Professor Avi Shlaim of Oxford University, a world-renowned scholar and author of many books had this passionate appeal in a recent interview: “Israel has no immunity to criticism, moral immunity to criticism, because of the holocaust. Israel is a sovereign nation-state, and it should be judged by the same standards as any other state. And Norman Finkelstein is a very serious critic and a very well-informed critic and hard-hitting critic of Israeli practices in the occupation and dispossession of the Palestinians”.
He said Finkelstein has made “...an important contribution to the study of Zionism, to the study of the Israeli-Palestinian conflict and, in particular, to the study of American attitudes toward Israel and toward the Middle East”. To Shlaim it is important to separate “questions of anti-Semitism from critique of Israel”.
And presenting himself as an example, he said, “I am critical of Israel as a scholar, and anti-Semitism just doesn’t come into it. My view is that the blind supporters of Israel — and there are many of them in America, in particular — use the charge of anti-Semitism to try and silence legitimate criticism of Israeli practices. I regard this as moral blackmail”.
Echoing a similar sentiment, a letter of support signed by hundreds of Finkelstein’s peers had this to say: “To challenge the status quo of Zionist historiography in the US, as Finkelstein has done in his scholarship, most certainly ignites controversy; but his ability to address the subject with thorough documented evidence that encourages readers to see the subject of Palestine and Israel anew is precisely why scholars around the world value his work.”

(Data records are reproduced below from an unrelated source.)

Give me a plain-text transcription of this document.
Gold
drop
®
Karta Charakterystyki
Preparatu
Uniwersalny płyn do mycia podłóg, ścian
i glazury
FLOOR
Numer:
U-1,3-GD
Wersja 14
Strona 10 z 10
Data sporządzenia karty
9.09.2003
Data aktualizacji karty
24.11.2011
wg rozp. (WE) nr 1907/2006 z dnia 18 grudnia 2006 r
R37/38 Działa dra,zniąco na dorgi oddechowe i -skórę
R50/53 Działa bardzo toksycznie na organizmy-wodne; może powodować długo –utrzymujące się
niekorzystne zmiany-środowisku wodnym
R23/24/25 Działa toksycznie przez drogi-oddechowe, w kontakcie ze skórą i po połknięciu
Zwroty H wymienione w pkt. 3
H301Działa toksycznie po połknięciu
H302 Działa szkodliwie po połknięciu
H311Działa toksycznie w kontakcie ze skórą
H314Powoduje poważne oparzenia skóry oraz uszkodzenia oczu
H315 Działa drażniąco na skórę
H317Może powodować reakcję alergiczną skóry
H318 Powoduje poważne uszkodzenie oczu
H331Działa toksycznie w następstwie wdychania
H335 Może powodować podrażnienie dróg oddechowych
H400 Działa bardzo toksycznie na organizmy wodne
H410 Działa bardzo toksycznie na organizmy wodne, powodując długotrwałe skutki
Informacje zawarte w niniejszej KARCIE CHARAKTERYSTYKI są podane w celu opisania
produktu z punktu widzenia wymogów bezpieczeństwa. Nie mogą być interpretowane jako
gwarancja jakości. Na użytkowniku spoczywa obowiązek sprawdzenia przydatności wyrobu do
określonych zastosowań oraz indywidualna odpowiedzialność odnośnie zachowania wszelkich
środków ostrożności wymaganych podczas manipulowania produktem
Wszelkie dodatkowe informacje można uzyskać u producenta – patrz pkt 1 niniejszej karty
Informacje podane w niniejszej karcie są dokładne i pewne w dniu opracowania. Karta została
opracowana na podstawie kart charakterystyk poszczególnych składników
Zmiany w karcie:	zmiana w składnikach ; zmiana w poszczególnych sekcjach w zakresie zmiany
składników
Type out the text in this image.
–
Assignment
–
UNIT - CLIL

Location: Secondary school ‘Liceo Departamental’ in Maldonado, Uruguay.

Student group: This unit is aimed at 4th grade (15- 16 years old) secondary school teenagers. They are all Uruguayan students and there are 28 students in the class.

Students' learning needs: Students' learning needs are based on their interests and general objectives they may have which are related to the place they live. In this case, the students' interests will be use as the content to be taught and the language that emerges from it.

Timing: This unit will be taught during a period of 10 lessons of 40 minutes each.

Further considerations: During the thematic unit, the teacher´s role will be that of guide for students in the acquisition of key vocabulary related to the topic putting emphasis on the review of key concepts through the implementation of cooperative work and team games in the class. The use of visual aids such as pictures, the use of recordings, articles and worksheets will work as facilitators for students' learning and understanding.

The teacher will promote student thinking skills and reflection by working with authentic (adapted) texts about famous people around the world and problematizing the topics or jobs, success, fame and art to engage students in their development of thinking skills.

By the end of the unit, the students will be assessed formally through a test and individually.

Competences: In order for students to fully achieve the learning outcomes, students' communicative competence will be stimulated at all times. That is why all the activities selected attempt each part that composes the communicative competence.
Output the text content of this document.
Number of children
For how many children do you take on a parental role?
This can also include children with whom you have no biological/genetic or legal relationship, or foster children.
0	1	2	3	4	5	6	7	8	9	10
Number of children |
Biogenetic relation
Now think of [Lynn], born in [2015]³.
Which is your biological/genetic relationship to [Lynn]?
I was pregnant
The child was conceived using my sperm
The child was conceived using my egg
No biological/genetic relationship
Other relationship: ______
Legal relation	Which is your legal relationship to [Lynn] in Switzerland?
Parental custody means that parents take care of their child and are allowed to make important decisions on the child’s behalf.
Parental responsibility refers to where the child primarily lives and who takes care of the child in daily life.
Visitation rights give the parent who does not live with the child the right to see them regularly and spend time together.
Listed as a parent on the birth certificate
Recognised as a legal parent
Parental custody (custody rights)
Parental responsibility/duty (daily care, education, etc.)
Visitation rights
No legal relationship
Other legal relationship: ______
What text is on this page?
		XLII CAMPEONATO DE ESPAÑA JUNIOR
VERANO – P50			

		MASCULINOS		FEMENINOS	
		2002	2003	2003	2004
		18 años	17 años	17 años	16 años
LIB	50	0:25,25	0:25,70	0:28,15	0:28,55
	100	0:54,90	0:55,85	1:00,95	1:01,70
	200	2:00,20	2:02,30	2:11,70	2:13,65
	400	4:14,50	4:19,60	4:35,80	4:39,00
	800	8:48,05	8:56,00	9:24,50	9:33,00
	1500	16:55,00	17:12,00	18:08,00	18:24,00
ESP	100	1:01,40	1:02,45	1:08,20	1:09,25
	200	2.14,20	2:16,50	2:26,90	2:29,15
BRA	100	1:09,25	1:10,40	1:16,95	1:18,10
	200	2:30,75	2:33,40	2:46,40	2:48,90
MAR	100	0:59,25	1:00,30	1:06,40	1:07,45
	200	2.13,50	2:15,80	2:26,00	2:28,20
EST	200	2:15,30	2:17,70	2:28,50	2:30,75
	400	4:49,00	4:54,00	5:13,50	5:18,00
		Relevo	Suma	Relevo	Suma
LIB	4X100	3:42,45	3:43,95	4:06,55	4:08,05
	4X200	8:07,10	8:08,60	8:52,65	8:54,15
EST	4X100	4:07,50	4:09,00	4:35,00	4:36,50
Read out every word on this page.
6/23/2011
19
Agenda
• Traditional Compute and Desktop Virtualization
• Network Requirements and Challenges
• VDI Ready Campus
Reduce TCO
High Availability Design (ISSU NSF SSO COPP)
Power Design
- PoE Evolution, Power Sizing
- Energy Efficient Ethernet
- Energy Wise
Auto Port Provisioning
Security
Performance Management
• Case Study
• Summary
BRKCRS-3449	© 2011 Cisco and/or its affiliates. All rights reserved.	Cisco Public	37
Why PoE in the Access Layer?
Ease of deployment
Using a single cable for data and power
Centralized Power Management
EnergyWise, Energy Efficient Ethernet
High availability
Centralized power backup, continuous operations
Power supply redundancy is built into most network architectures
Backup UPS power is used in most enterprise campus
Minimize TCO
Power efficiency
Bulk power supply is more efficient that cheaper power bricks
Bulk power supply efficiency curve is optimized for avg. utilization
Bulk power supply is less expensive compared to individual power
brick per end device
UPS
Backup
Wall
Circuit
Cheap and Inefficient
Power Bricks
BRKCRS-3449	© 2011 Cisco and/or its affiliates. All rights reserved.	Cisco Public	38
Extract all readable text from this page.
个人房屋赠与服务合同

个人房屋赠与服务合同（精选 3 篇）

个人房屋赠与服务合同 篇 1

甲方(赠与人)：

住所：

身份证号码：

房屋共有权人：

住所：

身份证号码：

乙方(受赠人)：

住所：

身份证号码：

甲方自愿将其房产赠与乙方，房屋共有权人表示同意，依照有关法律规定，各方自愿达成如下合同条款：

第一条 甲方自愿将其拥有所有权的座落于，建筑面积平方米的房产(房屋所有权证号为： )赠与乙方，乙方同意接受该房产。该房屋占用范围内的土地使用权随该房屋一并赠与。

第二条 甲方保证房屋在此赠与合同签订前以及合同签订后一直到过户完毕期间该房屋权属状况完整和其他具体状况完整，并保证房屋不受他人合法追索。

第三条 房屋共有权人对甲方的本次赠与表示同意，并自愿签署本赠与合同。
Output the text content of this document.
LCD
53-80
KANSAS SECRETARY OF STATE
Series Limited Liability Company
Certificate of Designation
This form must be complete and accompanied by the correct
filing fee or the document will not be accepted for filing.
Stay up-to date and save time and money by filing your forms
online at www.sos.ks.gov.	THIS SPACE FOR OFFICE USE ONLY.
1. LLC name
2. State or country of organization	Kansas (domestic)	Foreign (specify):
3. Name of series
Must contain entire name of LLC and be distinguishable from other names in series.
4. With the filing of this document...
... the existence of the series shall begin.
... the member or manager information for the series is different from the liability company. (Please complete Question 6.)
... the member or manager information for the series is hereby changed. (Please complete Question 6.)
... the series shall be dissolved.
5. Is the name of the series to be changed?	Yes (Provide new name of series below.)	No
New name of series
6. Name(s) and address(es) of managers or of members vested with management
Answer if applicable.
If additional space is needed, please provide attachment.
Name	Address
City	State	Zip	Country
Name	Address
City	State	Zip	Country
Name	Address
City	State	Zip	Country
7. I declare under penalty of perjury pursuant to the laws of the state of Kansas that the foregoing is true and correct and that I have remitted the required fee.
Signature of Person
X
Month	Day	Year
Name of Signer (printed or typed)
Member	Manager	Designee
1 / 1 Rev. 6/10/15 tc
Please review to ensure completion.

In response to the news of his denial of tenure, he unapologetically reiterated his principled, indeed inspirational stand by saying: “They can deny me tenure, deny me the right to teach.
But they will never stop me from saying what I believe.”
In an era when intellectual freedom is routinely suppressed; and at a time when people of good character and moral integrity have become the unprotected endangered specie, here comes Finkelstein walking self-assuredly like a mammoth of moral rectitude.
— Abukar Arman is a freelance writer who lives in Ohio.